ローン金利と信用不安
2018.7.21

株式会社AWARDです。

米国で利上げが進んでいることは、こちらのコラムを読んでいる方の多くがご存知のことでしょう。2008年のリーマンショックが起きてから米国の金融当局は大幅な金融緩和を実施し、その後2015年12月から徐々に金利の正常化に向けて利上げを実施しています。

クレジットカードの金利も上昇?


利上げがされるということは、銀行に預金をしたときの金利や米国債に投資したときの金利が上がる一方で、銀行からお金を借りている住宅ローンやクレジットカードのローン金利も上昇することを示しています。金利が高くなるとお金を借りにくくなり、世の中に出回るお金の総量が減っていくので、

『利上げ=金利の引き締め』

とも言われます。そんな中、米国ではクレジットカードのローン金利が全国平均で16.96%となり、2007年以降で最高値を更新したとのことです。先月6月の米利上げをきっかけに、この1カ月間でシティ・バンク、バンク・オブ・アメリカ、ウェルズ・ファーゴ、バークレイズといった主要銀行が軒並みカードローン金利を引き上げたことが背景にあります。

支払いの遅延も増加


そして、ローンの金利が上がると支払いの額が増えるため、日々の支払いが困難な人が出てくることも考えられます。実際に米国では成人のうち22%の人が何らかの支払いを遅延していることが、FRBが5月に公表した「Report on the Economic Well-Being of U.S. Household in 2017」より分かっています。
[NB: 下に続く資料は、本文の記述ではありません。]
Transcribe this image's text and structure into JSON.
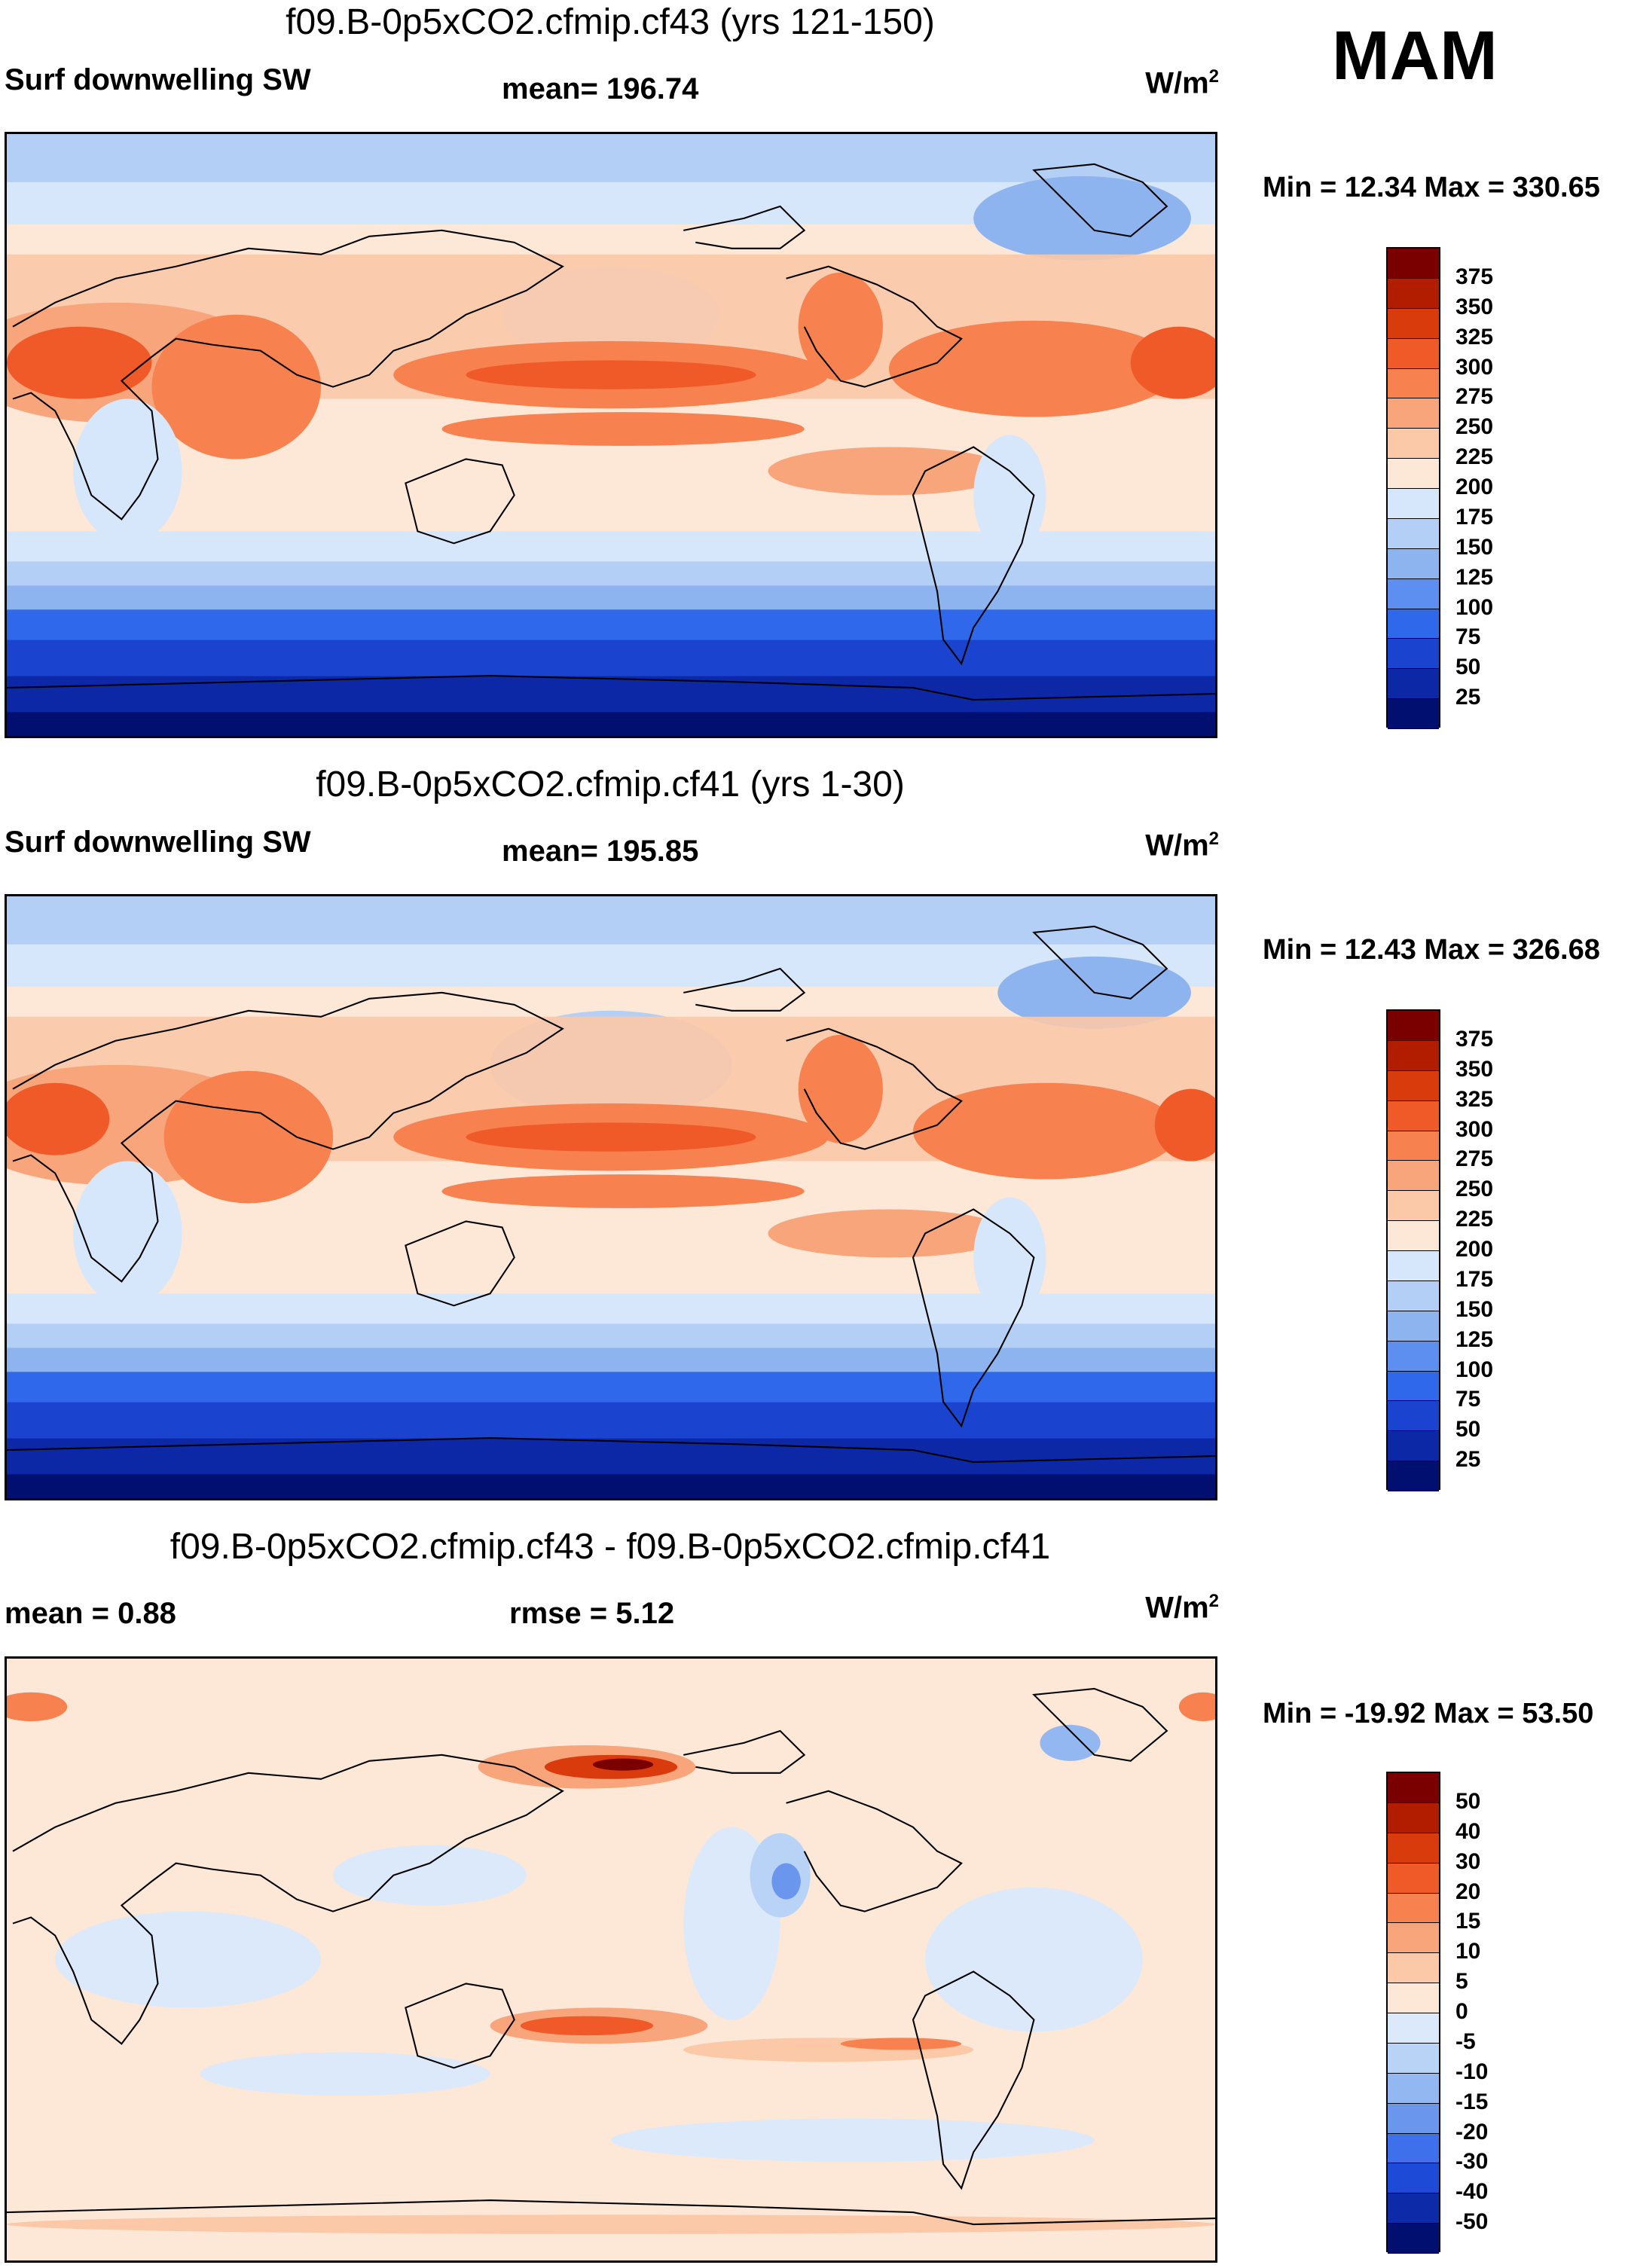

そして、今年1~3月期の90日以上の深刻なカードローンの遅延率は8.01%となり、2016年7~9月期の7.08%から拡大傾向が続いているというデータもあります。借りているお金が返されない、ということが頻繁に起こるようになってくれば、金融の土台である信用が一気に崩れていってしまうことが懸念されます。

リーマンショックのきっかけ


2008年に起きたリーマンショックでは、世界中の株価がわずかな期間に50%近く下落する事態になり、世界中の金融システムが危機的な状況に陥りました。リーマンブラザーズの破綻が引き起こしたのがリーマンショックですが、そもそもリーマンブラザーズが破綻するきっかけとなったのは、サブプライム問題でした。サブプライム問題とは、低所得者層に貸し付けられていたローンのことで、これらの支払いが滞ってきたことが米国発の世界中を巻き込む金融危機に繋がりました。

米国の景気は堅調だと言われていますが、ローンの遅延率の高まりが現実として起きていることを知ると、リーマンショックのことが頭をよぎります。世界経済に対して、警戒の気持ちを持ち始めても良い時期かもしれませんね。